Once in Moscow Pascua was given the quickly dislodged Belorussian SSR's representation in Moscow's building as an embassy by the Central Committee, and privileged access to Joseph Stalin and Commissar for Foreign Affairs Maxim Litvinov, and he was tasked with managing the receipt of the Bank of Spain's gold reserve and the purchase of arms for the Spanish militias. Kowalsky writes that he was appraised by Stalin at a private meeting of his decision in early 1937 to replace his Soviet number, Rosenberg, after discontent in the Spanish government over Rosenberg "acting like a Russian viceroy", according to Spanish ambassador to France Luis Araquistain. However, as the tide of the war shifted after the Nationalists captured the entire northern sector of the Republican zone, Stalin began to distance himself from the Spanish embassy, a reflection of the Soviet reorientation towards assisting the Chinese in the Second Sino-Japanese War instead. Pascua was neglected by his own government as well, after Caballero was ousted by a Communist-led cabinet walkout in May 1937 when he refused to suppress a minority anti-communist party in Catalonia following the May Days combat. The new government of Juan Negrin seemingly concluded that subversive Soviet influence in Spain was outgrowing its constraints, and diplomatic normativity was no longer worth pursuing with the USSR, which would either continue to send what help it would to further its own interests to Spain without Pascua's efforts, or it would not do so despite anything Pascua could do if it did not suit the Soviets' interest. Pascua was neglected as he wrote to his colleagues in Valencia of his embassy's shortages:

The embassy is composed of myself, a commercial attaché… Maria [the cook] and the Russian servants…
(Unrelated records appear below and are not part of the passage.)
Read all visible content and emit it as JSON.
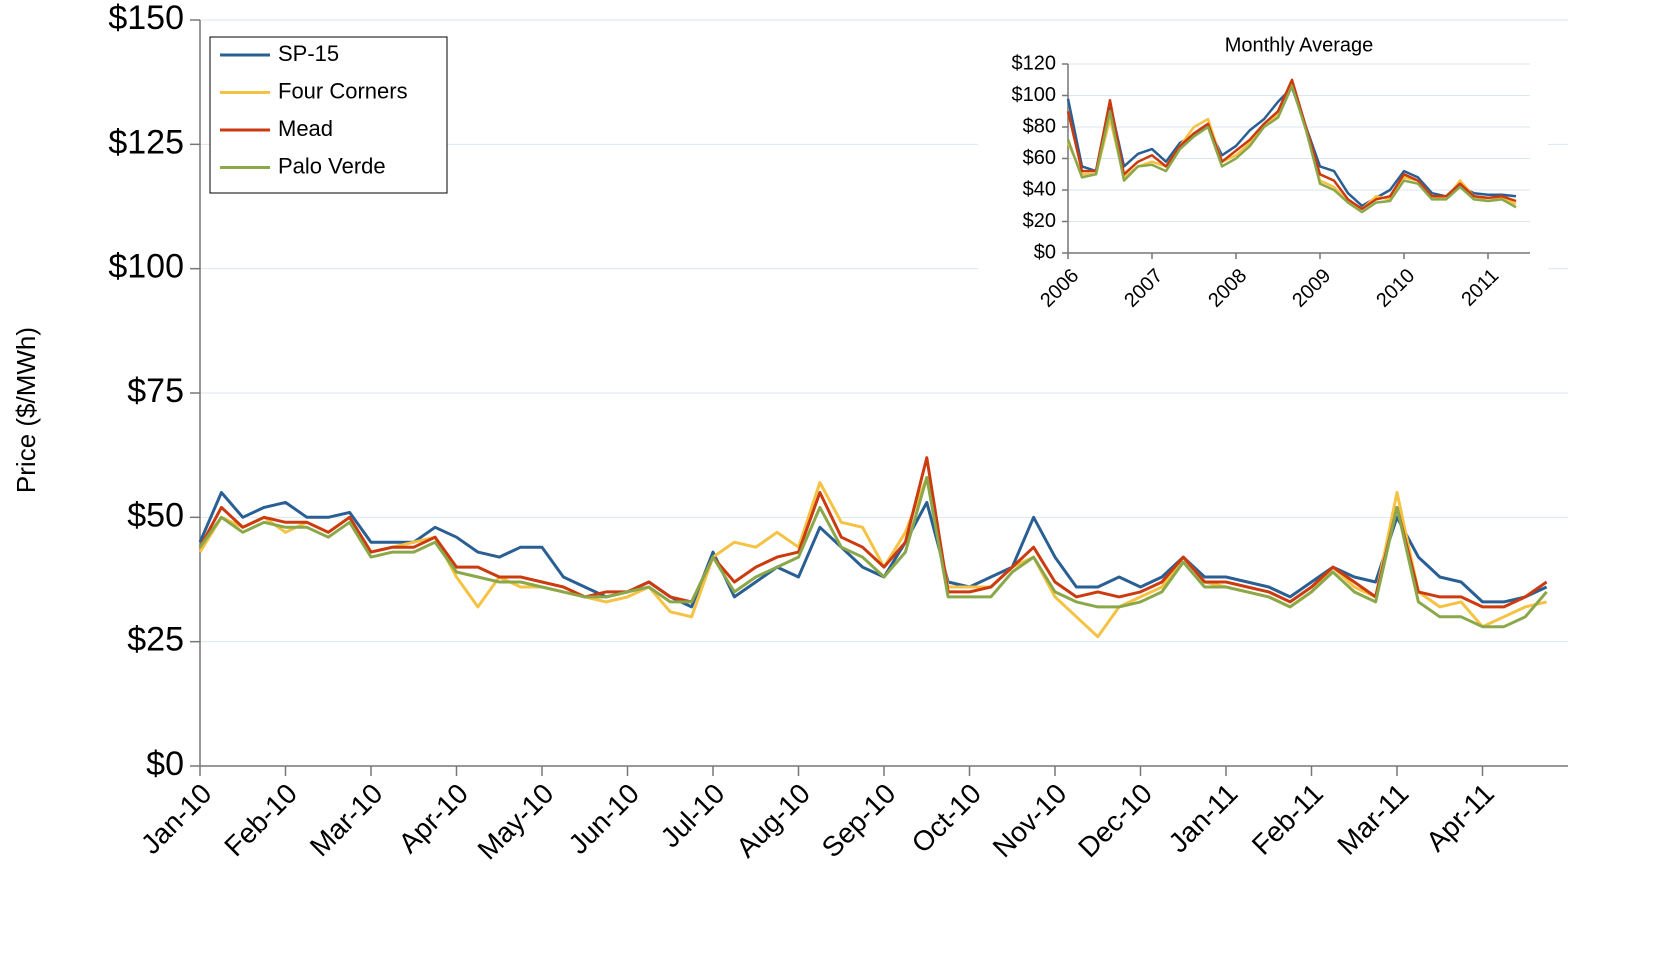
{
  "chart_data": [
    {
      "type": "line",
      "ylabel": "Price ($/MWh)",
      "categories": [
        "Jan-10",
        null,
        null,
        null,
        "Feb-10",
        null,
        null,
        null,
        "Mar-10",
        null,
        null,
        null,
        "Apr-10",
        null,
        null,
        null,
        "May-10",
        null,
        null,
        null,
        "Jun-10",
        null,
        null,
        null,
        "Jul-10",
        null,
        null,
        null,
        "Aug-10",
        null,
        null,
        null,
        "Sep-10",
        null,
        null,
        null,
        "Oct-10",
        null,
        null,
        null,
        "Nov-10",
        null,
        null,
        null,
        "Dec-10",
        null,
        null,
        null,
        "Jan-11",
        null,
        null,
        null,
        "Feb-11",
        null,
        null,
        null,
        "Mar-11",
        null,
        null,
        null,
        "Apr-11",
        null,
        null,
        null
      ],
      "ylim": [
        0,
        150
      ],
      "yticks": [
        {
          "value": 0,
          "label": "$0"
        },
        {
          "value": 25,
          "label": "$25"
        },
        {
          "value": 50,
          "label": "$50"
        },
        {
          "value": 75,
          "label": "$75"
        },
        {
          "value": 100,
          "label": "$100"
        },
        {
          "value": 125,
          "label": "$125"
        },
        {
          "value": 150,
          "label": "$150"
        }
      ],
      "grid": true,
      "legend": "top-left",
      "series": [
        {
          "name": "SP-15",
          "color": "#2a5f94",
          "values": [
            45,
            55,
            50,
            52,
            53,
            50,
            50,
            51,
            45,
            45,
            45,
            48,
            46,
            43,
            42,
            44,
            44,
            38,
            36,
            34,
            35,
            37,
            34,
            32,
            43,
            34,
            37,
            40,
            38,
            48,
            44,
            40,
            38,
            45,
            53,
            37,
            36,
            38,
            40,
            50,
            42,
            36,
            36,
            38,
            36,
            38,
            42,
            38,
            38,
            37,
            36,
            34,
            37,
            40,
            38,
            37,
            50,
            42,
            38,
            37,
            33,
            33,
            34,
            36
          ]
        },
        {
          "name": "Four Corners",
          "color": "#f5c243",
          "values": [
            43,
            50,
            48,
            50,
            47,
            49,
            47,
            50,
            43,
            44,
            45,
            46,
            38,
            32,
            38,
            36,
            36,
            35,
            34,
            33,
            34,
            36,
            31,
            30,
            42,
            45,
            44,
            47,
            44,
            57,
            49,
            48,
            40,
            47,
            58,
            36,
            36,
            36,
            40,
            42,
            34,
            30,
            26,
            32,
            34,
            36,
            42,
            37,
            36,
            35,
            34,
            32,
            35,
            40,
            36,
            34,
            55,
            35,
            32,
            33,
            28,
            30,
            32,
            33
          ]
        },
        {
          "name": "Mead",
          "color": "#cc3a10",
          "values": [
            44,
            52,
            48,
            50,
            49,
            49,
            47,
            50,
            43,
            44,
            44,
            46,
            40,
            40,
            38,
            38,
            37,
            36,
            34,
            35,
            35,
            37,
            34,
            33,
            42,
            37,
            40,
            42,
            43,
            55,
            46,
            44,
            40,
            45,
            62,
            35,
            35,
            36,
            40,
            44,
            37,
            34,
            35,
            34,
            35,
            37,
            42,
            37,
            37,
            36,
            35,
            33,
            36,
            40,
            37,
            34,
            52,
            35,
            34,
            34,
            32,
            32,
            34,
            37
          ]
        },
        {
          "name": "Palo Verde",
          "color": "#8aa84a",
          "values": [
            44,
            50,
            47,
            49,
            48,
            48,
            46,
            49,
            42,
            43,
            43,
            45,
            39,
            38,
            37,
            37,
            36,
            35,
            34,
            34,
            35,
            36,
            33,
            33,
            42,
            35,
            38,
            40,
            42,
            52,
            44,
            42,
            38,
            43,
            58,
            34,
            34,
            34,
            39,
            42,
            35,
            33,
            32,
            32,
            33,
            35,
            41,
            36,
            36,
            35,
            34,
            32,
            35,
            39,
            35,
            33,
            52,
            33,
            30,
            30,
            28,
            28,
            30,
            35
          ]
        }
      ]
    },
    {
      "type": "line",
      "title": "Monthly Average",
      "categories": [
        "2006",
        null,
        null,
        null,
        null,
        null,
        "2007",
        null,
        null,
        null,
        null,
        null,
        "2008",
        null,
        null,
        null,
        null,
        null,
        "2009",
        null,
        null,
        null,
        null,
        null,
        "2010",
        null,
        null,
        null,
        null,
        null,
        "2011",
        null,
        null
      ],
      "ylim": [
        0,
        120
      ],
      "yticks": [
        {
          "value": 0,
          "label": "$0"
        },
        {
          "value": 20,
          "label": "$20"
        },
        {
          "value": 40,
          "label": "$40"
        },
        {
          "value": 60,
          "label": "$60"
        },
        {
          "value": 80,
          "label": "$80"
        },
        {
          "value": 100,
          "label": "$100"
        },
        {
          "value": 120,
          "label": "$120"
        }
      ],
      "grid": true,
      "series": [
        {
          "color": "#2a5f94",
          "values": [
            98,
            55,
            52,
            95,
            55,
            63,
            66,
            58,
            70,
            75,
            80,
            62,
            68,
            78,
            85,
            96,
            105,
            80,
            55,
            52,
            38,
            30,
            35,
            40,
            52,
            48,
            38,
            36,
            42,
            38,
            37,
            37,
            36
          ]
        },
        {
          "color": "#f5c243",
          "values": [
            70,
            50,
            50,
            85,
            48,
            55,
            58,
            55,
            68,
            80,
            85,
            58,
            62,
            70,
            80,
            88,
            108,
            78,
            46,
            42,
            32,
            28,
            36,
            34,
            48,
            46,
            36,
            34,
            46,
            36,
            33,
            35,
            31
          ]
        },
        {
          "color": "#cc3a10",
          "values": [
            90,
            52,
            52,
            97,
            50,
            58,
            62,
            55,
            68,
            76,
            82,
            58,
            65,
            72,
            82,
            90,
            110,
            80,
            50,
            46,
            34,
            28,
            34,
            36,
            50,
            46,
            36,
            36,
            44,
            36,
            35,
            36,
            33
          ]
        },
        {
          "color": "#8aa84a",
          "values": [
            72,
            48,
            50,
            90,
            46,
            55,
            56,
            52,
            66,
            74,
            80,
            55,
            60,
            68,
            80,
            86,
            106,
            78,
            44,
            40,
            32,
            26,
            32,
            33,
            46,
            44,
            34,
            34,
            42,
            34,
            33,
            34,
            29
          ]
        }
      ]
    }
  ]
}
In April 1938, following a cabinet shuffle, he was recalled and posted to Paris as ambassador to France, where he organised the sale of the Republic's assets abroad and the reception of Spanish refugees fleeing the Nationalists. He was obliged to send the chargé d'affaires in Moscow, Vicente Polo, charity from his own finances to keep the embassy running until the end of the war, indicating the Negrin government's continued disinterest in courting Soviet normative diplomacy (the Soviets approved 70 million US dollars in credit to purchase weapons that was never repaid, in 1938 when the Republic had applied for 20 million only, to keep the war alive) and resigned after the French government's recognition of the Franco regime on the 27th of February 1939. He went into exile in Puerto Rico.

===Exile and retirement===
He returned to his medical role at Johns Hopkins University in Baltimore, Maryland, and was appointed as an official of the WHO in Switzerland until 1957, choosing not to participate in the Spanish Republican government-in-exile. He retired and settled in Geneva, where he published a biostatistics methodology manual in 1965 and visited Chile in 1958. He visited Spain in 1975, at the death of Franco, and passed through Valladolid, Alicante, Barcelona and Madrid. At his death, his papers were donated to the Spanish state.